Here's a number that should give every engineering manager pause: AI-assisted code erodes a team's ability to catch bugs roughly 12 times faster than human-written code.
That finding comes from a new preprint by researcher Antonio Mennillo, published March 12, 2026. The study analyzed 1,594,764 file-touch events across 27 datasets spanning seven programming languages (Python, JavaScript, Java, Go, C++, Ruby, and TypeScript) to model what happens when teams adopt AI coding tools without adjusting their quality assurance processes.
The Math Behind the Slowdown
The paper uses differential equations to model how AI-generated code affects a team's "validation capacity" - basically, how well the team can review and catch problems. The core finding: there's a critical QA threshold below which teams fall into what the paper calls "unrecoverable technical debt." Cross that line, and no amount of effort pulls you back.
Without additional QA investment, teams using AI coding tools actually saw net velocity drop to 0.85x. That's not a speedup. That's a slowdown. The code comes out faster, sure, but the rework cycle eats those gains and then some.
One Tester Changes Everything
The practical takeaway is surprisingly concrete. Adding a single dedicated tester to an AI-assisted team pushes net velocity up to 1.32x, with an estimated ROI of 18:1 on that hire. The model predicts that the investment in QA doesn't just prevent collapse; it's where the actual productivity gains from AI tools come from.
The researcher also built a classifier that can predict whether a project is heading toward debt collapse just by analyzing git log data. No complex calibration needed - the tool reads commit patterns and flags when a codebase is trending toward trouble.
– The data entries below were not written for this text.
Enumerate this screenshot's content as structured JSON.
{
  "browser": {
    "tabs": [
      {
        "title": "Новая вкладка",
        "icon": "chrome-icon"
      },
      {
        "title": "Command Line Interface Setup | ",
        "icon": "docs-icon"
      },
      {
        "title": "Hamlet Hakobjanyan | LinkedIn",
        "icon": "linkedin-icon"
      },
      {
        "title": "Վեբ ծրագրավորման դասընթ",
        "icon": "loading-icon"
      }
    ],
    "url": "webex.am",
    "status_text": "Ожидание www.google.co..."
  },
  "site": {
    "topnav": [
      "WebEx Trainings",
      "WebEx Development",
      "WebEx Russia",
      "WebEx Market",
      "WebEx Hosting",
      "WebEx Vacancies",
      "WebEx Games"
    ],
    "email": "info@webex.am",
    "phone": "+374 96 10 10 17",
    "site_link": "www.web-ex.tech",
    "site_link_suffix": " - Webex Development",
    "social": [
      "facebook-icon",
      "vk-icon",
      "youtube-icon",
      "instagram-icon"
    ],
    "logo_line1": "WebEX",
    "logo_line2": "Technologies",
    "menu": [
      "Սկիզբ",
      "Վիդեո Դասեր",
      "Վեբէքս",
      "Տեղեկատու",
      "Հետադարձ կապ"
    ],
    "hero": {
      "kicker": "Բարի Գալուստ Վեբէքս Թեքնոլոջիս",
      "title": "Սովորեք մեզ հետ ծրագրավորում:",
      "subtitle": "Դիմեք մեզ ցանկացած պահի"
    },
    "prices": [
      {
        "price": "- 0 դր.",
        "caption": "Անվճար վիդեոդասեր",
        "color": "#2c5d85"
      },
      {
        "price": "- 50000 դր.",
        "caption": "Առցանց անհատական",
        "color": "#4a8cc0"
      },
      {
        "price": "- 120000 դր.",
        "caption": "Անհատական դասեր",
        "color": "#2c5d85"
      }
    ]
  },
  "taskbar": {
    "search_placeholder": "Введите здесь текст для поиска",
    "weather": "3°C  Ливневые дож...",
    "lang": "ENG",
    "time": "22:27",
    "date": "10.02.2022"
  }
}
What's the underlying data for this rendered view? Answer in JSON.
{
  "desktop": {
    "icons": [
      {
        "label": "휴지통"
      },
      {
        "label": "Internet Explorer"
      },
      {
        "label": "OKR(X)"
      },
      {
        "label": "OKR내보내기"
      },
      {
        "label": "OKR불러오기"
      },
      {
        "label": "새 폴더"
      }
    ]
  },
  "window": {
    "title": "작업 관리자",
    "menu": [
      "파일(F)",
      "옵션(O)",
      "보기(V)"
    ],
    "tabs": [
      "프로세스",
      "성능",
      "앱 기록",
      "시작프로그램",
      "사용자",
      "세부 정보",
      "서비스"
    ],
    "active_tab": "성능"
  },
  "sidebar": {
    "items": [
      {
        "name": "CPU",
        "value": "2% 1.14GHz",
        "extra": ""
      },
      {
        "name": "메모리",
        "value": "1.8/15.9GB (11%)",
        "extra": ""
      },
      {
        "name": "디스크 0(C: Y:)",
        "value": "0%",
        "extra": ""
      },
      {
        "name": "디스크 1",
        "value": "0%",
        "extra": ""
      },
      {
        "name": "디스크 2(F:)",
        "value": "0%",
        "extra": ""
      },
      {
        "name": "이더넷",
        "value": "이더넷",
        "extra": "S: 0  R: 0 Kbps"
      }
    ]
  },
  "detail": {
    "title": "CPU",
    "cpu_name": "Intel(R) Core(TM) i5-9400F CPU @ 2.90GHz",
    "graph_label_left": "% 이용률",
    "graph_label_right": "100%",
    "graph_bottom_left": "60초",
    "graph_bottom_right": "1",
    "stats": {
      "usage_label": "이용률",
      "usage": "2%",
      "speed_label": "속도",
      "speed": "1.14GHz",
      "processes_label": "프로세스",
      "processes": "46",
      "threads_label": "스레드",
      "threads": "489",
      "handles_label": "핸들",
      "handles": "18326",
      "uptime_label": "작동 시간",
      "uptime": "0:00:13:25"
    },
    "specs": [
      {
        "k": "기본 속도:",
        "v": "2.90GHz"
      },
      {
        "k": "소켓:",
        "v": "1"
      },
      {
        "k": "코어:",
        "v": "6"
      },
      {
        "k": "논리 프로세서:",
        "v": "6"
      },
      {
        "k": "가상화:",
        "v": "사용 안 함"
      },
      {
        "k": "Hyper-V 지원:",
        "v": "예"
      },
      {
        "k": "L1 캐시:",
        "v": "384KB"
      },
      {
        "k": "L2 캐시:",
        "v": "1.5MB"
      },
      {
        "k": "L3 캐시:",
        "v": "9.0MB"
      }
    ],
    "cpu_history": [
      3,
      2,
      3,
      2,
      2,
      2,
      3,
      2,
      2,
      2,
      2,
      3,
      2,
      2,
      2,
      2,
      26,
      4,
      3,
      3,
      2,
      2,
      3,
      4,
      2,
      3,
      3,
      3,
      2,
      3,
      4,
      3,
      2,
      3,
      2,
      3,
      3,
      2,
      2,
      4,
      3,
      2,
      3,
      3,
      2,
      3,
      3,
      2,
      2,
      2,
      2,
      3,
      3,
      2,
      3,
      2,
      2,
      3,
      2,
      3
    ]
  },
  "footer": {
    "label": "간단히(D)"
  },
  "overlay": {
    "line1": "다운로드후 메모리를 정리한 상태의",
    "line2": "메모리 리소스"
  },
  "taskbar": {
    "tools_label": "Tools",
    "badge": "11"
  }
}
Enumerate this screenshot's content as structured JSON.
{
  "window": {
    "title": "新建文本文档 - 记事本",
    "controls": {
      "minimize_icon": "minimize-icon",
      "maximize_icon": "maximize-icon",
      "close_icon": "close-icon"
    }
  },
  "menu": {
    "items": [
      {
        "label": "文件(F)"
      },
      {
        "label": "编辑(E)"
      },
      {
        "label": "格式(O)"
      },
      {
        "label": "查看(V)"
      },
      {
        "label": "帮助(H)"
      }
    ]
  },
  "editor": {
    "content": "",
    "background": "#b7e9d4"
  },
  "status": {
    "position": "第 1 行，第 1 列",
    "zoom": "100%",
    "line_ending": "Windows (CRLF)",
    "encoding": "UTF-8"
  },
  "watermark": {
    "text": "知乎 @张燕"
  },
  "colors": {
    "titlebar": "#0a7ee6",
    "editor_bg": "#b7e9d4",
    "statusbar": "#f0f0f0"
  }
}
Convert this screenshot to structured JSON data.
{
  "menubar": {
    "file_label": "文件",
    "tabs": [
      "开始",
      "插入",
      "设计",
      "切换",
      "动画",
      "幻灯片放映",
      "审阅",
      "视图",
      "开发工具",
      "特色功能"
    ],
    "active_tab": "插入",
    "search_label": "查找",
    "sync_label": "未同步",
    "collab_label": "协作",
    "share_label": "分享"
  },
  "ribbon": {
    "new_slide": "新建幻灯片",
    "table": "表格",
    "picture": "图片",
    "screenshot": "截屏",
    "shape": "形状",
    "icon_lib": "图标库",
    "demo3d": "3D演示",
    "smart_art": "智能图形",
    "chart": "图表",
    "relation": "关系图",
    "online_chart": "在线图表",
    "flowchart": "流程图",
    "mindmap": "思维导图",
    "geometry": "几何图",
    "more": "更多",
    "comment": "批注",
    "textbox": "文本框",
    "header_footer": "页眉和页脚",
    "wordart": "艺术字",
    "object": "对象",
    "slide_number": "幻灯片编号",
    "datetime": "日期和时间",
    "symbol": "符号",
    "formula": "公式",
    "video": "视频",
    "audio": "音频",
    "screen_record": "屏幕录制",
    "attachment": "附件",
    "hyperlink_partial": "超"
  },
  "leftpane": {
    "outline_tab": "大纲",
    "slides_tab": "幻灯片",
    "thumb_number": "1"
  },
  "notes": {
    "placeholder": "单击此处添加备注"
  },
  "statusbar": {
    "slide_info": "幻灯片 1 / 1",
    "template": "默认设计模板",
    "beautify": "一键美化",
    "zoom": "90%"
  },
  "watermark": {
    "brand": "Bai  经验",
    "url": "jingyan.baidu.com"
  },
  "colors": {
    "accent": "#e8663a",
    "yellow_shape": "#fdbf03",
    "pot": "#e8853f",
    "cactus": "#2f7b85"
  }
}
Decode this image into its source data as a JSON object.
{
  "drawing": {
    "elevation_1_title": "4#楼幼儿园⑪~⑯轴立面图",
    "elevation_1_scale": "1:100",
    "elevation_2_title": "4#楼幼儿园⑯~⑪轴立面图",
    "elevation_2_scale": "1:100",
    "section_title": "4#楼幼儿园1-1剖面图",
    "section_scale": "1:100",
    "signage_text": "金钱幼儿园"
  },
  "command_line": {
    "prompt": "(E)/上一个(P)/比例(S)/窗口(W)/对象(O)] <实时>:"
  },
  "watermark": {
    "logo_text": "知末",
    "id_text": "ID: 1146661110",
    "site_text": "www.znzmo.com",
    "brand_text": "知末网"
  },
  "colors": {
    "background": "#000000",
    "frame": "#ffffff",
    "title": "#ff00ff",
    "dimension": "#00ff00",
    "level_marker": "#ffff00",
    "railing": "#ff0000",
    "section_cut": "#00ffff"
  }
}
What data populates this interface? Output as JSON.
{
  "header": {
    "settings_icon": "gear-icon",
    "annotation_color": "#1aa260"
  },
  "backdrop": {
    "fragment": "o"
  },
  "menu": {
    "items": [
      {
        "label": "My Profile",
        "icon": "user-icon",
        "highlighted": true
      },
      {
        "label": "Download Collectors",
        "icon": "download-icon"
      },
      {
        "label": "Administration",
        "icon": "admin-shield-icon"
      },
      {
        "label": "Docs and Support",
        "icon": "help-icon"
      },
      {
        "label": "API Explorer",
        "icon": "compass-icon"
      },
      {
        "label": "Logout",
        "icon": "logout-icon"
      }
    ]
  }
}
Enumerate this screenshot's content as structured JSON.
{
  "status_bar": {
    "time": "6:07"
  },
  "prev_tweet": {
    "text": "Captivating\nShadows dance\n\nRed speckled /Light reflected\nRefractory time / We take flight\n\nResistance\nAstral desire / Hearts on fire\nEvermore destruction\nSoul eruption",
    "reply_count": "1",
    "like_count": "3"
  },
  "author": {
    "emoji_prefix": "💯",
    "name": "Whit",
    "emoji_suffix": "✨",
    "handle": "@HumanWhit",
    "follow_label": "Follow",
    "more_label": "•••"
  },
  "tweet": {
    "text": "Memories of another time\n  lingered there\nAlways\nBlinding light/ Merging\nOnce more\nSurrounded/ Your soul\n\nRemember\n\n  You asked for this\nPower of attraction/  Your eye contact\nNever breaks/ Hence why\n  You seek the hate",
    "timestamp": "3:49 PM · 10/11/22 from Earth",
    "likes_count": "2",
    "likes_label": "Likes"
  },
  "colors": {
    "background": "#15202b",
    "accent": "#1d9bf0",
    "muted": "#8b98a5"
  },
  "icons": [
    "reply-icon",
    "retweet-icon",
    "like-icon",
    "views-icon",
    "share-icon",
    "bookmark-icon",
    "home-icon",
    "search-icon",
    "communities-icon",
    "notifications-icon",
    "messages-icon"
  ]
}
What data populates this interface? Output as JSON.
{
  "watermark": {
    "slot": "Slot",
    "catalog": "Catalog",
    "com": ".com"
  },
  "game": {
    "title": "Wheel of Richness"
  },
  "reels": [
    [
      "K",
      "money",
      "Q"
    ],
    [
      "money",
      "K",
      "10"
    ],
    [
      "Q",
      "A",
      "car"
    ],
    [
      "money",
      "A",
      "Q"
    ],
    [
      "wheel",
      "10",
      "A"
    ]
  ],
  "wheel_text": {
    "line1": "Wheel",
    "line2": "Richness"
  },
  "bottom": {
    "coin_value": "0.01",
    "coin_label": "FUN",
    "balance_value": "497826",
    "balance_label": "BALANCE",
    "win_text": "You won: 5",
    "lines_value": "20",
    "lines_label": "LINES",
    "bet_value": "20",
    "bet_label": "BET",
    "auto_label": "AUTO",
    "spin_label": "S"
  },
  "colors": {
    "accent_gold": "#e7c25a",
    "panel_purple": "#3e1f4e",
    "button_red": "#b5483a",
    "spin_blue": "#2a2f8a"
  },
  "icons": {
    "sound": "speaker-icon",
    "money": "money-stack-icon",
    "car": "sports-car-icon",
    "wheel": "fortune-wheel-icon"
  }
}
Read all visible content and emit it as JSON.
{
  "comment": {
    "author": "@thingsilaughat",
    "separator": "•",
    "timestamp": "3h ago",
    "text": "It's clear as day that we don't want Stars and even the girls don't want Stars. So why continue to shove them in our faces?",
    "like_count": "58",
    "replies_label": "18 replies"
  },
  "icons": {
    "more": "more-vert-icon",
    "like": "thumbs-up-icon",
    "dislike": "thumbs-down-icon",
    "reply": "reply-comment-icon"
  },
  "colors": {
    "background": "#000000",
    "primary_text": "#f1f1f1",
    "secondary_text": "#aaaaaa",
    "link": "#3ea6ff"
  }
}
What This Means for Teams Using Copilot, Cursor, and Friends
This isn't an argument against AI coding tools. It's an argument against adopting them and assuming the job is done. The pattern the paper describes matches what many senior engineers have been saying anecdotally: AI-generated code looks right, passes a quick glance, but carries subtle issues that compound over time.
The 12x erosion rate (gamma_AI of 0.028 vs. gamma_human of 0.002) suggests that AI code doesn't just need the same review process as human code. It needs more scrutiny, not less. Teams that respond to AI speed by relaxing code review are doing exactly the wrong thing.
The full paper runs 38 pages with all extraction scripts published for reproducibility. Every prediction is designed to be falsifiable, which is refreshing for a field where bold claims often come with no way to test them.